Expected value of a die given it is larger than another die I am exploring die problems for interview questions and I am struggling with this question
Given two 20 sided dice X and Y, what is E(X| X>Y)? A simulation and a proof here tells me that it should be 14. But when I try to solve it with law of total expectation, I get something else.

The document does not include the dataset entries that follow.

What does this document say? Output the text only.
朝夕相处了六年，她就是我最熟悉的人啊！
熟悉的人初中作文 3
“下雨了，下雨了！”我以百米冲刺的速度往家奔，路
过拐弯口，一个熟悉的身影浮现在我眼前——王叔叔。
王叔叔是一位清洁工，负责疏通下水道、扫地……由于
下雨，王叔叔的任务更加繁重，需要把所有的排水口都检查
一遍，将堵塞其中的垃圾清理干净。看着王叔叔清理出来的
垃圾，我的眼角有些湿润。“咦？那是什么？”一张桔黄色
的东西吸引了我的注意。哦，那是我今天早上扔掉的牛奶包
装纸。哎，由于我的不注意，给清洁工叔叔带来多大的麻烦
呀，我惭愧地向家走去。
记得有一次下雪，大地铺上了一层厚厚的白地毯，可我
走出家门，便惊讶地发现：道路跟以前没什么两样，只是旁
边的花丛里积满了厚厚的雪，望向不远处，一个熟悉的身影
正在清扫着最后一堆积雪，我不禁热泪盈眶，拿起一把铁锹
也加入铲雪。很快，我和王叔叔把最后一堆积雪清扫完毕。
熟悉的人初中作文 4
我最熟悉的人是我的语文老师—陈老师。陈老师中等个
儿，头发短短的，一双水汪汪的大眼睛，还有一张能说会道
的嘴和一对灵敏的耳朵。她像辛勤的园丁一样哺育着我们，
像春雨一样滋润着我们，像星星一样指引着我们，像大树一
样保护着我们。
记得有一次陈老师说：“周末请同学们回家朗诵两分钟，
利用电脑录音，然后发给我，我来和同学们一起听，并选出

Please tell me what I am doing wrong.
\begin{align*}
E(X | X>Y) & = \sum_{y=1}^{20} E(X|X>Y, Y=y) P(Y=y) \\
& = \sum_{y=1}^{20} E(X|X>y) \frac{1}{20} \\
&\text{There is no value > 20 so truncate the sum} \\
& = \sum_{y=1}^{19} E(X|X>y) \frac{1}{20} \\
&\text{The expectation of X is the average between y+1 and 20} \\
&= \frac{1}{20} \sum_{y=1}^{19} \frac{y+1+20}{2} \\
&= \frac{19*31}{40}
\end{align*}
Please help it is driving me insane!
 A: You have that
$$
\mathrm{E}[X|X>Y]=\frac{\mathrm{E}[X\mathbf{1}_{\{X>Y\}}]}{\Pr [X>Y]}=\frac{\int_{\Omega }X\mathbf{1}_{\{X>Y\}}dP}{\int_{\Omega }\mathbf{1}_{\{X>Y\}}dP}=\frac{\int_{\{(s,t):s>t\}}sF_{X,Y}(d(s,t))}{\int_{\{(s,t):s>t\}}F_{X,Y}(d(s,t))}\tag1
$$
where $F_{X,Y}$ is the joint distribution of $X$ and $Y$. As $X$ and $Y$ represent dice we can assume that $X$ and $Y$ are independent, therefore $F_{X,Y}=F_X\cdot F_Y$, and as $X$ and $Y$ are discrete random variables with support in $C:=\{1,2,\ldots ,20\}$ we can write
$$
F_{X,Y}(d(s,t))=F_X(ds)\otimes F_Y(dt)=(p_X(s)\delta s)\otimes (p_Y(t)\delta t)\\
=p_X(s)p_Y(t) \delta s\otimes \delta t=\frac1{20}\mathbf{1}_{C}(s)\frac1{20}\mathbf{1}_{C}(t)\delta s\otimes \delta t\tag2
$$
where $\delta s\otimes \delta t$ is the counting measure in $\mathbb{Z}^2$ and $p_Z=\frac1{20}\mathbf{1}_{C}$ is the probability mass function of a fair dice $Z$ of twenty sides. Then from all of the above we can simplify the notation using sums, giving
$$
\mathrm{E}[X|X>Y]=\frac{\sum_{(s,t)\in I}s}{\sum_{(s,t)\in I}1}\tag3
$$
for $I:=\{(s,t)\in C^2: s>t\}$. Now the difficult part is write $\sum_{(s,t)\in I}=\sum_{s\in I_1}\sum_{t\in I_2}$ for two sets $I_1,I_2 \subset  \mathbb{Z}$. However, its easy to see that fixing a value for $s$ then the range of $t$ is $\{1,\ldots ,s-1\}$, as it must be the case that $t\in C$ and $t<s$, thus we find that $I_1=C$ and $I_2=\{1,\ldots ,s-1\}$, where we assume that $I_2=\emptyset $ if $s-1\leqslant 0$. Then
$$
\sum_{(s,t)\in I}s=\sum_{s=1}^{20}s\sum_{t=1}^{s-1}1=\sum_{s=2}^{20}s(s-1)=\frac{s^{\underline{3}}}{3}\bigg|_2^{21}=\frac{21^{\underline{3}}}3\\
\sum_{(s,t)\in I}1=\sum_{s=2}^{20}(s-1)=\sum_{s=1}^{19}s=\frac{s^{\underline{2}}}{2}\bigg|_1^{20}=\frac{20^{\underline{2}}}{2}\\
\therefore\quad \mathrm{E}[X|X>Y]=\frac{2}{3}21=14
$$
where the notation $a^{\underline{k}}$, for some $k\in \mathbb{Z}$, represents a falling factorial.